Orgetorix, How often do you use Venetian Cream of your shells? I assume you use it sparingly, right?


----------



## TheWGP (Jan 15, 2010)

Mine came in a few days back and I just used it on two vintage pairs of BB LHS #8's last night. It worked wonders - certainly comparable to Saphir Renovateur, and perhaps even better in terms of restoring that cordovan luster, which on old shells can diminish.


----------



## Orgetorix (May 20, 2005)

tlocke said:


> Orgetorix, How often do you use Venetian Cream of your shells? I assume you use it sparingly, right?


Haven't had it for more than a couple months, but I plan to use it every six months or so, or whenever the shells look like they need it.


----------



## eagle2250 (Mar 24, 2006)

rabidawg said:


> I did the same, except the cream was all I ordered.
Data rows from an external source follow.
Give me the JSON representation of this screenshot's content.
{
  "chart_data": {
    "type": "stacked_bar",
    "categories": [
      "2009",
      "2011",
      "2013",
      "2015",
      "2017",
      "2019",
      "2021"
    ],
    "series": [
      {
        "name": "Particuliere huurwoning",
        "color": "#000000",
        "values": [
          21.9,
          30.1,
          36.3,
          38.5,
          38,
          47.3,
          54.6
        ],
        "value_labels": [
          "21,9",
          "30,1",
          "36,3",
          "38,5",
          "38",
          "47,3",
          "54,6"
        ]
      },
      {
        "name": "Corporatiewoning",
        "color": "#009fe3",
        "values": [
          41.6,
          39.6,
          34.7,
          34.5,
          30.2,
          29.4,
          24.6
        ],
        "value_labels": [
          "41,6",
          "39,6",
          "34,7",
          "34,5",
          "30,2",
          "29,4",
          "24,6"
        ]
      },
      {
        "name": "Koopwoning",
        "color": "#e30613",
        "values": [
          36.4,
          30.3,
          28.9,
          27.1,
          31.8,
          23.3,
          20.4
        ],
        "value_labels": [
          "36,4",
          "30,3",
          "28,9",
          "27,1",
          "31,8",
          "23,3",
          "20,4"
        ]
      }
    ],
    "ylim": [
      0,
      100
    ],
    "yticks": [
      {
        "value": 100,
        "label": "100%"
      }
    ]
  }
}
Shipping for a quart was only $5.39 (shipped to my office; it's a dollar or so more expensive if you have it shipped to a residential address), so a quart shipped was under $18. A bargain for a lifetime supply, IMO. I've since used it on every pair of shell I own, and cannot recommend it highly enough. It also does wonders on calf.


LOL. "A bargain for a lifetime supply," True Dat! However, remember, that lifetime supply can dry-up like an old can of paint...do remember to keep it tightly capped!


----------



## Mike147 (Jan 15, 2006)

Do you use anything else on your shells at this point or just Venetian when needed and Mac Method after each wear?


----------



## Orgetorix (May 20, 2005)

Mike147 said:


> Do you use anything else on your shells at this point or just Venetian when needed and Mac Method after each wear?


Just the VC and Mac method (which involves wax, sparingly).


----------